Wirtschaft

Ben & Jerry‘s: Streit über Gaza-Aufruf – Unilever hat wieder Ärger mit der Eismarke | ABC-Z

Der europäische „Knorr“-Konzern Unilever hat wieder einmal Ärger mit seiner US-Eis-Tochter Ben & Jerry‘s. Und wieder geht es um den Israel-Palästina-Konflikt. Der Grund: Unilever hatte den Gründern der US-Eismarke bei der Übernahme vor 24 Jahren vertraglich versprochen, das Unternehmen dürfe weiterhin soziale Missionen verfolgen.
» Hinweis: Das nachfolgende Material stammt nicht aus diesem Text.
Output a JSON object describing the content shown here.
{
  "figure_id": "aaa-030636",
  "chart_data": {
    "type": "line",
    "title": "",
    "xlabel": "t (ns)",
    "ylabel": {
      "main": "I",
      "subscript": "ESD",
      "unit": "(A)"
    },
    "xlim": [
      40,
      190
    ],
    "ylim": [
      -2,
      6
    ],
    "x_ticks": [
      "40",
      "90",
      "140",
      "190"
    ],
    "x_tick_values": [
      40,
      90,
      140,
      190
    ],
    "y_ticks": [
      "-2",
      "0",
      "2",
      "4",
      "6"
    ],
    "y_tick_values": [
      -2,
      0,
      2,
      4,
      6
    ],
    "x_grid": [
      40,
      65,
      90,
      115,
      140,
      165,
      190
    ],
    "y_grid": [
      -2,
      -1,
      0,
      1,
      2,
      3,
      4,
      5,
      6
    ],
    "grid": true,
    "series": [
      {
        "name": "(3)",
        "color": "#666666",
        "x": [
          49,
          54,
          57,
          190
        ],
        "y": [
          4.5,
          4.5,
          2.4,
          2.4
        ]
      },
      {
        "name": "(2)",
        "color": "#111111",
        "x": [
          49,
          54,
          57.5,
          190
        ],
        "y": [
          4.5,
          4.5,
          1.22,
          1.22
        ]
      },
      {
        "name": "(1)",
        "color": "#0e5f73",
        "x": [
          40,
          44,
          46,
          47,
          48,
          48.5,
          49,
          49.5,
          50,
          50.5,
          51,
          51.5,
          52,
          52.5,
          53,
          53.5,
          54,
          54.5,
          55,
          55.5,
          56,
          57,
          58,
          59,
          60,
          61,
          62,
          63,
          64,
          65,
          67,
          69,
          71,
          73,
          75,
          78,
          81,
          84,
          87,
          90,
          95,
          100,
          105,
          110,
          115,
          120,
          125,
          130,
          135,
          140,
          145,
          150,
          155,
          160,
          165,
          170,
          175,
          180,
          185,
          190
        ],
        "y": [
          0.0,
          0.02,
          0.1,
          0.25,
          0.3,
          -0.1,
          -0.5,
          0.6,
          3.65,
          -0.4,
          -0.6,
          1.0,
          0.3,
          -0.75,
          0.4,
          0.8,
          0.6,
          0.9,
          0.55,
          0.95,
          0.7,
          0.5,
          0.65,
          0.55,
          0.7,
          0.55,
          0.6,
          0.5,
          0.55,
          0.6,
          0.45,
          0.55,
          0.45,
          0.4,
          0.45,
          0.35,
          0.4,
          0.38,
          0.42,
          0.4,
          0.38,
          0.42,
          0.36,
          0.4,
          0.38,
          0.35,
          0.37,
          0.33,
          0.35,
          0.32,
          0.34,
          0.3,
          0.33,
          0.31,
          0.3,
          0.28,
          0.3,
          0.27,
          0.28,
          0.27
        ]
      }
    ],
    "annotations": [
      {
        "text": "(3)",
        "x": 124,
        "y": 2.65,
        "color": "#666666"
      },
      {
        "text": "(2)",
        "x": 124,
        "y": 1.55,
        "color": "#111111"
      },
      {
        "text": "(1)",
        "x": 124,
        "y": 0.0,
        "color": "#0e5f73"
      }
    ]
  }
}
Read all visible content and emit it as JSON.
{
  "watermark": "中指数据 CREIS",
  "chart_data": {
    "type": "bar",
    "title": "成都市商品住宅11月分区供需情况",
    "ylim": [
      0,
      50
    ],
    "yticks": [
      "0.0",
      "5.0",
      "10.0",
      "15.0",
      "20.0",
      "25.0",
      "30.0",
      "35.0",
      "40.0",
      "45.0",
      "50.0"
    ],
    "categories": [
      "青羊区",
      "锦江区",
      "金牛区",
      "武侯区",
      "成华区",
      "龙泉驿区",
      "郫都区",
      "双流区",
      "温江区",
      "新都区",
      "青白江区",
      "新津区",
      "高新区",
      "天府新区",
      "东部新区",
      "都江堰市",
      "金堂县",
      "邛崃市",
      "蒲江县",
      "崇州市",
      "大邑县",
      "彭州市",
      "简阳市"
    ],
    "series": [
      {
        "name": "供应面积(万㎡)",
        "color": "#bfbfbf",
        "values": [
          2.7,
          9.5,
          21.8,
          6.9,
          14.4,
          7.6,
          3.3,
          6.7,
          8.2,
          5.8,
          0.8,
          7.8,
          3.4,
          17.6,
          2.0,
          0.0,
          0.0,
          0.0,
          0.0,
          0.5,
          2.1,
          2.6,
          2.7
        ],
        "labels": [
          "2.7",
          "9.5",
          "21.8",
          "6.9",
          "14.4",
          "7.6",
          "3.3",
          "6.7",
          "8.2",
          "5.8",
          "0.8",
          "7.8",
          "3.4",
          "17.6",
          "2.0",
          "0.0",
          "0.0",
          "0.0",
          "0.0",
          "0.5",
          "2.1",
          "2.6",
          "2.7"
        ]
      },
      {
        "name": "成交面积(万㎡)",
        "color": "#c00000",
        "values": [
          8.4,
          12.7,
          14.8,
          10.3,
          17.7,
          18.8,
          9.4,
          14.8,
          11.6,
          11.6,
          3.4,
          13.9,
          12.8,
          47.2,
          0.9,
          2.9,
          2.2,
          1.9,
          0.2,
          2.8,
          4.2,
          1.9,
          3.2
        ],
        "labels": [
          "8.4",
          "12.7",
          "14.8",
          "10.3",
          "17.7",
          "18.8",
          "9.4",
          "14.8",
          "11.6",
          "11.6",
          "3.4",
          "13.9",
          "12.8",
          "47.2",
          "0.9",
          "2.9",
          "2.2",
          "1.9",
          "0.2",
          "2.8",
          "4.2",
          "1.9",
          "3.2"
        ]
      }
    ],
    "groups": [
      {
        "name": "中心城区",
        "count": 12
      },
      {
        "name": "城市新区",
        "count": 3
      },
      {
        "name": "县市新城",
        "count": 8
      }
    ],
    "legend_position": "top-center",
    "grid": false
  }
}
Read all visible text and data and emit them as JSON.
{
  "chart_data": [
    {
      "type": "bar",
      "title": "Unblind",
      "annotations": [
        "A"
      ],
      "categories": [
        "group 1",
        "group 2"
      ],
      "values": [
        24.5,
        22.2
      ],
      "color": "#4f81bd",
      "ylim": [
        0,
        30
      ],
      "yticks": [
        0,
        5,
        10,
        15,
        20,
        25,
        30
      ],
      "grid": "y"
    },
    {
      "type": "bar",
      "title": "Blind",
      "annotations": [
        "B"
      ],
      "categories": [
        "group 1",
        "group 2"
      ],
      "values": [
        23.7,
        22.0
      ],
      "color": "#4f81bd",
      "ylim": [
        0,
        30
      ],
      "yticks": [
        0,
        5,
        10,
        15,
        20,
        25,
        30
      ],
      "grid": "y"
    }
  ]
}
Dass es dabei so stark um das Streitthema Nahost gehen würde, war damals nicht klar.

Der Vorstand von Ben & Jerry‘s beschuldigt die Muttergesellschaft Unilever nämlich nun, entgegen der Vereinbarung zum Schweigen gebracht zu werden, sobald er es sich für die Rechte der Palästinenser einsetzt. Unilever habe die Eismarke viermal daran gehindert, öffentlich zu einem Waffenstillstand in Gaza aufzurufen. Der Konzern habe damit sein Versprechen gebrochen, die Tochtergesellschaft dürfe seine sozialen Initiativen selbst auswählen. Das schreibt der unabhängige Vorstand von Ben & Jerry‘s in rechtlichen Dokumenten, die beim US Southern District Court eingereicht wurden.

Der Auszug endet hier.